At the moment, Ellroy’s head is recovering from the marathon of writing “L.A. Confidential.”

“If I kick of a heart attack six or seven years down the road, it’ll be because this book took a lot out of me,” he says. “It was the toughest piece of work I’ve ever done. It’s dense, it’s complex, it’s layered, it’s long.” Before he carved out more than 100 pages, the massive typed manuscript weighed in at more than 800 pages, he adds.

One reason for Ellroy’s exhaustion may be the low-tech way he writes his books. “I write by hand. I block print all capitals and I have this great typist who works for me who always knows what to capitalize and what not to,” he says.

In “L.A. Confidential,” Ellroy has produced what is probably his most experimental book.
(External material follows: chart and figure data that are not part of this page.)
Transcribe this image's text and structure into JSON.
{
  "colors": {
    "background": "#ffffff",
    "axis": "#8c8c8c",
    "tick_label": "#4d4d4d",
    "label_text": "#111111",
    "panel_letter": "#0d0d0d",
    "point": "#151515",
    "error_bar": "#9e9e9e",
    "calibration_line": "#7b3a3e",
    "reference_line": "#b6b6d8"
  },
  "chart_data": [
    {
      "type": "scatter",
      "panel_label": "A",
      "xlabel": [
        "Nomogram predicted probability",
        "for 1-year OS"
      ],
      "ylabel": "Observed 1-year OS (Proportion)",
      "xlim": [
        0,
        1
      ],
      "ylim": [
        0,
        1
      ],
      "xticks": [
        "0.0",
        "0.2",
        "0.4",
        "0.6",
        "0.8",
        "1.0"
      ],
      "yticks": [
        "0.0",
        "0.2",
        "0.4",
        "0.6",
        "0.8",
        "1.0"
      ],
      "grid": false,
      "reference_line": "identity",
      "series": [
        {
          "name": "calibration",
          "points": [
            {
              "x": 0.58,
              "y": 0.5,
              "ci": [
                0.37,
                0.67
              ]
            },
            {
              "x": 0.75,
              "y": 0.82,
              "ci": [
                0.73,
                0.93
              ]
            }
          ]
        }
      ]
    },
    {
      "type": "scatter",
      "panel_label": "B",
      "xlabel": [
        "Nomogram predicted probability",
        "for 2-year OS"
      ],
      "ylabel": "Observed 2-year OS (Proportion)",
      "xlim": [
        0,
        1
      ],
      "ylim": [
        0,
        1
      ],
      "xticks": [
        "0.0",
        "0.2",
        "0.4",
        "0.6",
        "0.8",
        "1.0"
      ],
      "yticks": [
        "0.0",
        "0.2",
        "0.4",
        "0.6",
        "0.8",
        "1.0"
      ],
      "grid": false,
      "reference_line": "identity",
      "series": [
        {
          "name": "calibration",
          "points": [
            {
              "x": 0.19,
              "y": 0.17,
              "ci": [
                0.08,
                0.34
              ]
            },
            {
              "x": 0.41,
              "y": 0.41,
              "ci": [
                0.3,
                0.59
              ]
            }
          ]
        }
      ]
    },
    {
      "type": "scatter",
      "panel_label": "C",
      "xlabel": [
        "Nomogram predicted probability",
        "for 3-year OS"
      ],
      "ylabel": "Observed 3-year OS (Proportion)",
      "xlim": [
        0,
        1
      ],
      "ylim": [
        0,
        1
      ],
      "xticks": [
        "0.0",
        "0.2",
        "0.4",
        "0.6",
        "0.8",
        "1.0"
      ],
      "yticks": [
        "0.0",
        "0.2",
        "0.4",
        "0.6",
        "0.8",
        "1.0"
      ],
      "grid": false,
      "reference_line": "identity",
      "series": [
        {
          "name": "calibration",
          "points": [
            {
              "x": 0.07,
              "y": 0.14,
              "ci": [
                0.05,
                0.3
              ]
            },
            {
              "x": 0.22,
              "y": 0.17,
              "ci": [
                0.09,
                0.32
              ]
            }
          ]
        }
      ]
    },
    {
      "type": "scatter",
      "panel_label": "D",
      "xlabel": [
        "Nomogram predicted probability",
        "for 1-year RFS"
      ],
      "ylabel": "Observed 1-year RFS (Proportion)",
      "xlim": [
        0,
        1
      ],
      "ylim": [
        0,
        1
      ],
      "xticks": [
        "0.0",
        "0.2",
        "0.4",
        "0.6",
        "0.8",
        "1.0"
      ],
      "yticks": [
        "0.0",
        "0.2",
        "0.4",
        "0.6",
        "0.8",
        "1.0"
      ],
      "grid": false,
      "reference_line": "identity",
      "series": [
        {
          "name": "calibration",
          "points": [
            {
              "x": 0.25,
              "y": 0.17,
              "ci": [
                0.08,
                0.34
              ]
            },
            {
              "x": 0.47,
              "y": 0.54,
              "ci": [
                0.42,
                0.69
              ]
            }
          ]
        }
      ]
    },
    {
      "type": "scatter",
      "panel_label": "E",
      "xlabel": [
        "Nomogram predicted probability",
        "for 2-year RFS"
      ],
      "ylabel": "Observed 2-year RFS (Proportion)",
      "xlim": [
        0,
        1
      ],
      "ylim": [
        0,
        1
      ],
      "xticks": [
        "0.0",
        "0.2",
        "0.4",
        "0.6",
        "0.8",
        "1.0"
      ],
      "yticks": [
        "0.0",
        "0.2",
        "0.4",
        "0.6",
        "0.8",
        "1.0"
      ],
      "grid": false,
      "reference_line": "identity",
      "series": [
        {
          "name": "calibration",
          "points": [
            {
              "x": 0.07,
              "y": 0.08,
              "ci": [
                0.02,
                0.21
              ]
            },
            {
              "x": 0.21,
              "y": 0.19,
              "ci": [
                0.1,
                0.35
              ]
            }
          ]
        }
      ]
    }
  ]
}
The condensed prose, the result of editing down the original manuscript, seems to hurtle along, giving a reader a sense of boarding a high-speed train loaded with disaster and mayhem.

Take, for example, the novel’s first paragraph, arguably the most uneventful in the entire book:

“An abandoned auto court in the San Berdoo foothills; Buzz Meeks checked in with $94,000, 18 pounds of high-grade heroin, a 10-gauge pump, a .38 special, a .45 automatic and a switch blade he’d bought off a pachuco at the border--right before he spotted the car parked across the line: Mickey Cohen goons in an LAPD unmarked, Tijuana cops standing by to boot jack a piece of his goodies, dump his body in the San Ysidro River.”

Less than three pages later, Meeks is dead, killed in a shoot-out with a posse of rogue police. And that is only the prologue.

Another bit of irony: With “L.A. Confidential,” Ellroy may be tapering off his intense preoccupation with Los Angeles. “White Jazz"--his next book and final installment in a quartet of Los Angeles novels that includes “The Black Dahlia” and “The Big Nowhere"--will be smaller and less complicated. After that, Ellroy says he’ll move on to other parts of the country, eventually re-creating 20th Century America in a series of crime novels.

He couldn’t stop writing even if he tried, he wryly admits.

“I know that I have to do it and it’s such a compulsion,” he says. “I know that I have to do it to feel good about myself. I know that my need to impress people and improve myself hasn’t abated with age. Nine books in, you’d think that it might. It gets worse.”